For today’s trading session, Nifty is likely to open on negative note
as indicated by SGX Nifty. I am sure that it will not give easy cross above
10400 and it may give an intraday sell signal at top. If this goes the way I am
expecting then this expiry may go on big negative. Still, I suggest that take
this as view as expiry day used to be unpredictable. Even I may not opt to
trade on soft signals.
I am not going to be greatly bullish anymore as I was bullish from
9000 and now I am expecting side wise to correction time. It hardly matters if
this magnitude goes 1400 points exactly or goes as 1300 points or 1600 points.
Call was bullish above 9000 and so far it is pity successful.
Strategy for Nifty November
future – those who has added shorts on higher side may have a pleasant day.
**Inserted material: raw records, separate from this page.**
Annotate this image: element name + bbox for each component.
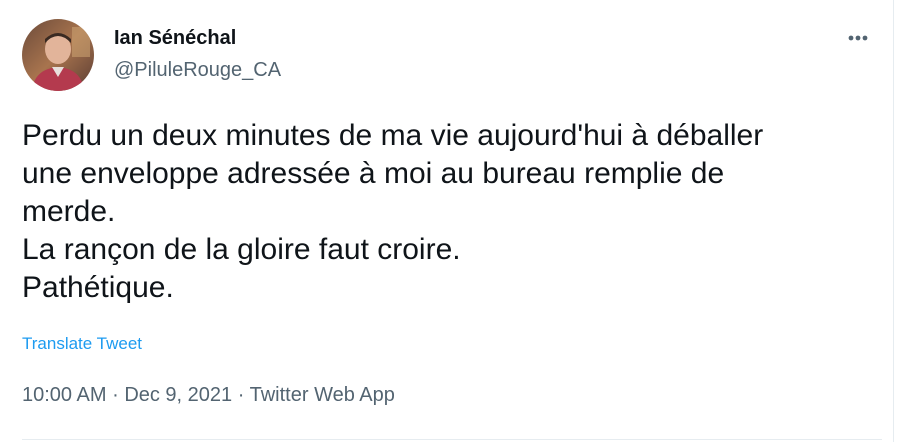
more-horizontal-icon [848, 35, 868, 41]
meta-separator: · [237, 384, 245, 406]
author-display-name[interactable]: Ian Sénéchal [114, 26, 236, 50]
tweet-source[interactable]: Twitter Web App [250, 384, 395, 406]
tweet-card: Ian Sénéchal @PiluleRouge_CA Perdu un de… [0, 0, 894, 442]
translate-tweet-link[interactable]: Translate Tweet [22, 333, 142, 355]
tweet-text: Perdu un deux minutes de ma vie aujourd'… [22, 119, 764, 304]
tweet-metadata: 10:00 AM · Dec 9, 2021 · Twitter Web App [22, 382, 395, 408]
meta-separator: · [112, 384, 119, 406]
author-handle[interactable]: @PiluleRouge_CA [114, 58, 281, 82]
avatar[interactable] [22, 19, 94, 91]
avatar-image [22, 19, 94, 91]
tweet-date[interactable]: Dec 9, 2021 [124, 384, 232, 406]
tweet-time[interactable]: 10:00 AM [22, 384, 107, 406]
more-options-button[interactable] [842, 28, 874, 48]
divider [22, 439, 882, 440]
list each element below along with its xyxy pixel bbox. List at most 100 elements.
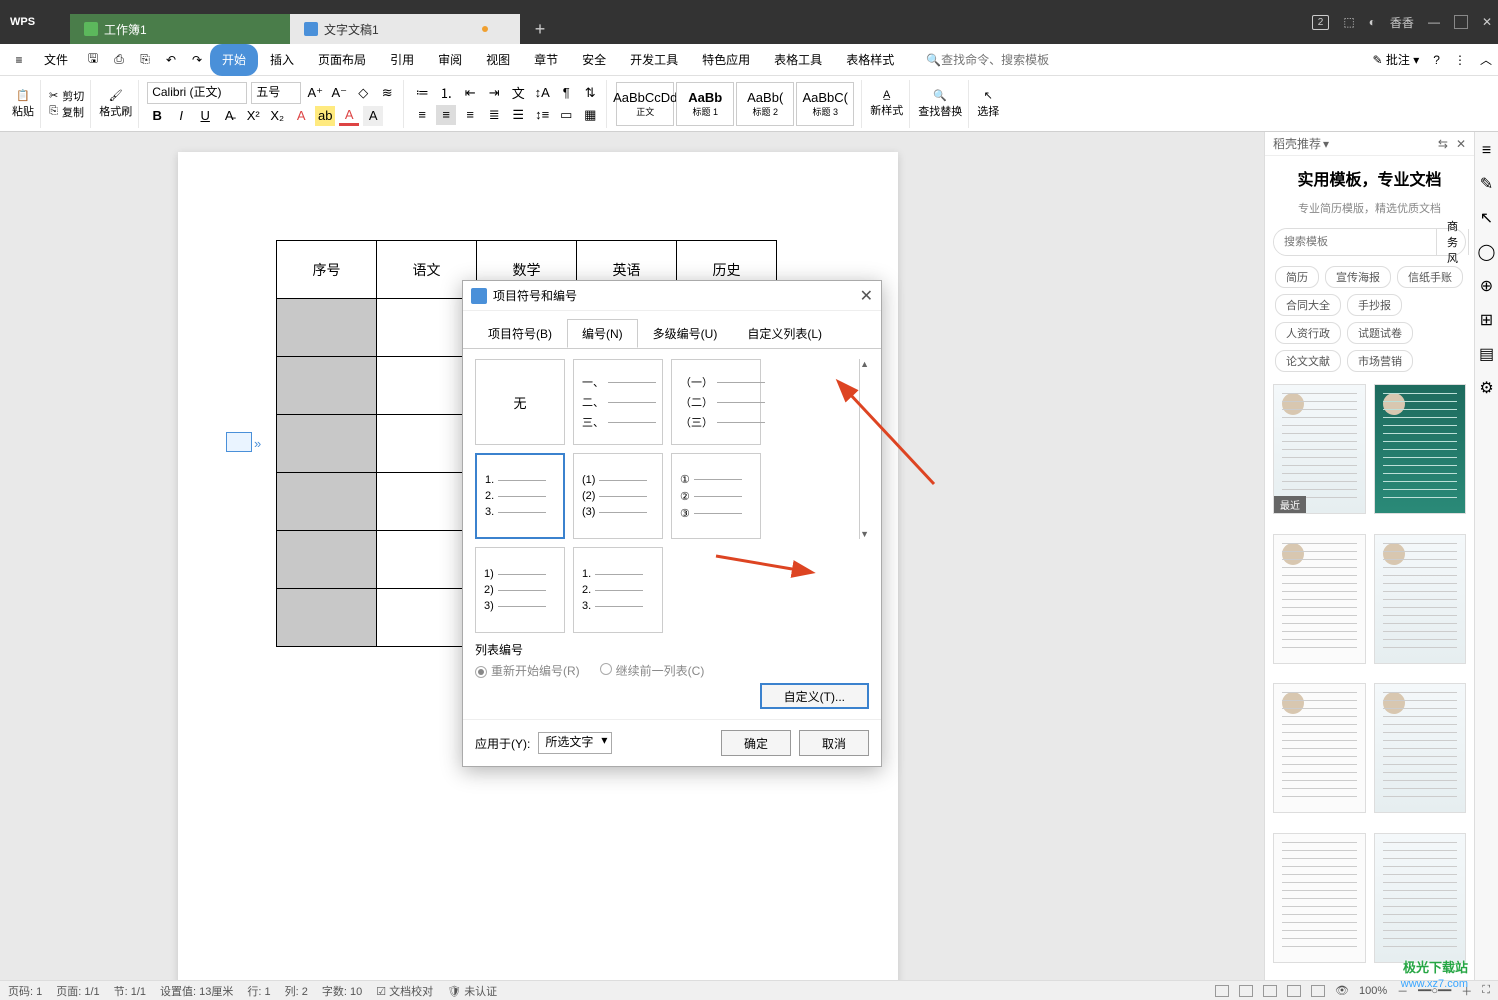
size-select[interactable]: 五号: [251, 82, 301, 104]
menu-review[interactable]: 审阅: [426, 44, 474, 76]
numbering-style-paren[interactable]: (1) (2) (3): [573, 453, 663, 539]
menu-home[interactable]: 开始: [210, 44, 258, 76]
decrease-font-icon[interactable]: A⁻: [329, 83, 349, 103]
view-mode-2-icon[interactable]: [1239, 985, 1253, 997]
zoom-level[interactable]: 100%: [1359, 985, 1387, 997]
menu-security[interactable]: 安全: [570, 44, 618, 76]
borders-icon[interactable]: ▦: [580, 105, 600, 125]
ok-button[interactable]: 确定: [721, 730, 791, 756]
italic-button[interactable]: I: [171, 106, 191, 126]
text-direction-icon[interactable]: 文: [508, 83, 528, 103]
numbering-icon[interactable]: ⒈: [436, 83, 456, 103]
status-pos[interactable]: 设置值: 13厘米: [160, 983, 233, 999]
view-mode-4-icon[interactable]: [1287, 985, 1301, 997]
tab-workbook[interactable]: 工作簿1: [70, 14, 290, 44]
minimize-icon[interactable]: ―: [1428, 15, 1440, 29]
hamburger-icon[interactable]: ≡: [8, 49, 30, 71]
cancel-button[interactable]: 取消: [799, 730, 869, 756]
user-name[interactable]: 香香: [1390, 14, 1414, 31]
close-icon[interactable]: ✕: [1482, 15, 1492, 29]
status-section[interactable]: 节: 1/1: [114, 983, 146, 999]
align-center-icon[interactable]: ≡: [436, 105, 456, 125]
dialog-scrollbar[interactable]: ▲▼: [859, 359, 869, 539]
underline-button[interactable]: U: [195, 106, 215, 126]
line-spacing-icon[interactable]: ↕≡: [532, 105, 552, 125]
redo-icon[interactable]: ↷: [186, 49, 208, 71]
apply-select[interactable]: 所选文字: [538, 732, 612, 754]
template-thumb[interactable]: [1374, 384, 1467, 514]
rail-cursor-icon[interactable]: ↖: [1480, 208, 1493, 228]
style-heading2[interactable]: AaBb(标题 2: [736, 82, 794, 126]
menu-special[interactable]: 特色应用: [690, 44, 762, 76]
font-color-button[interactable]: A: [339, 106, 359, 126]
menu-dev[interactable]: 开发工具: [618, 44, 690, 76]
char-shading-button[interactable]: A: [363, 106, 383, 126]
numbering-style-decimal[interactable]: 1. 2. 3.: [475, 453, 565, 539]
template-thumb[interactable]: [1273, 683, 1366, 813]
status-auth[interactable]: 🛡 未认证: [447, 983, 497, 999]
paste-button[interactable]: 粘贴: [12, 103, 34, 119]
format-painter-button[interactable]: 格式刷: [99, 103, 132, 119]
increase-font-icon[interactable]: A⁺: [305, 83, 325, 103]
subscript-button[interactable]: X₂: [267, 106, 287, 126]
cut-label[interactable]: 剪切: [62, 88, 84, 104]
menu-insert[interactable]: 插入: [258, 44, 306, 76]
template-thumb[interactable]: [1374, 683, 1467, 813]
rail-hamburger-icon[interactable]: ≡: [1482, 142, 1491, 160]
tab-bullets[interactable]: 项目符号(B): [473, 319, 567, 348]
print-icon[interactable]: ⎙: [108, 49, 130, 71]
status-row[interactable]: 行: 1: [247, 983, 270, 999]
outdent-icon[interactable]: ⇤: [460, 83, 480, 103]
copy-icon[interactable]: ⎘: [49, 105, 58, 118]
menu-file[interactable]: 文件: [32, 44, 80, 76]
view-mode-5-icon[interactable]: [1311, 985, 1325, 997]
numbering-style-decimal2[interactable]: 1. 2. 3.: [573, 547, 663, 633]
text-effect-button[interactable]: A: [291, 106, 311, 126]
template-thumb[interactable]: [1374, 833, 1467, 963]
save-icon[interactable]: 🖫: [82, 49, 104, 71]
eye-icon[interactable]: 👁: [1335, 984, 1349, 997]
sort-icon[interactable]: ⇅: [580, 83, 600, 103]
chevron-right-icon[interactable]: »: [254, 436, 261, 451]
indent-icon[interactable]: ⇥: [484, 83, 504, 103]
copy-label[interactable]: 复制: [62, 104, 84, 120]
fullscreen-icon[interactable]: ⛶: [1482, 984, 1490, 997]
view-mode-1-icon[interactable]: [1215, 985, 1229, 997]
template-thumb[interactable]: [1374, 534, 1467, 664]
command-search[interactable]: 🔍: [926, 53, 1071, 67]
panel-settings-icon[interactable]: ⇆: [1438, 137, 1448, 151]
maximize-icon[interactable]: [1454, 15, 1468, 29]
help-icon[interactable]: ?: [1433, 53, 1440, 67]
cursor-icon[interactable]: ↖: [984, 89, 993, 102]
formatting-marks-icon[interactable]: ¶: [556, 83, 576, 103]
preview-icon[interactable]: ⎘: [134, 49, 156, 71]
shading-icon[interactable]: ▭: [556, 105, 576, 125]
status-page-no[interactable]: 页码: 1: [8, 983, 42, 999]
status-proof[interactable]: ☑ 文档校对: [376, 983, 433, 999]
template-search-input[interactable]: [1274, 229, 1436, 255]
clear-format-icon[interactable]: ◇: [353, 83, 373, 103]
undo-icon[interactable]: ↶: [160, 49, 182, 71]
menu-references[interactable]: 引用: [378, 44, 426, 76]
align-left-icon[interactable]: ≡: [412, 105, 432, 125]
char-style-icon[interactable]: ≋: [377, 83, 397, 103]
template-search[interactable]: 商务风 教育教学: [1273, 228, 1466, 256]
tab-numbering[interactable]: 编号(N): [567, 319, 638, 348]
tab-multilevel[interactable]: 多级编号(U): [638, 319, 733, 348]
align-vert-icon[interactable]: ↕A: [532, 83, 552, 103]
menu-tabletools[interactable]: 表格工具: [762, 44, 834, 76]
annotate-button[interactable]: ✎ 批注 ▾: [1373, 51, 1420, 68]
numbering-style-cn[interactable]: 一、 二、 三、: [573, 359, 663, 445]
template-thumb[interactable]: 最近: [1273, 384, 1366, 514]
superscript-button[interactable]: X²: [243, 106, 263, 126]
align-justify-icon[interactable]: ≣: [484, 105, 504, 125]
user-avatar-icon[interactable]: ◐: [1369, 15, 1376, 29]
rail-doc-icon[interactable]: ▤: [1479, 344, 1494, 364]
search-pill-business[interactable]: 商务风: [1436, 229, 1468, 255]
style-heading3[interactable]: AaBbC(标题 3: [796, 82, 854, 126]
notification-badge[interactable]: 2: [1312, 15, 1330, 30]
rail-shape-icon[interactable]: ◯: [1478, 242, 1496, 262]
radio-continue[interactable]: 继续前一列表(C): [600, 662, 705, 679]
style-heading1[interactable]: AaBb标题 1: [676, 82, 734, 126]
style-normal[interactable]: AaBbCcDd正文: [616, 82, 674, 126]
Technically a trade below 10300 may push for shorting. I took a long from 10100
and booked above 10350 and this suggested soft short to my traders. On higher
side it will face resistance at 10360-10380
BANK NIFTY November future –
I am not active on this index since stimulus. In my view it is not going in the
expected way although it is up. It is giving signs of tiredness which may be an
early indication of weakness. There are many banking which is not in parallel
with this index. 25800-26000 is a zone of resistance and it may fail to see a
crossover. Today may be big day for bears.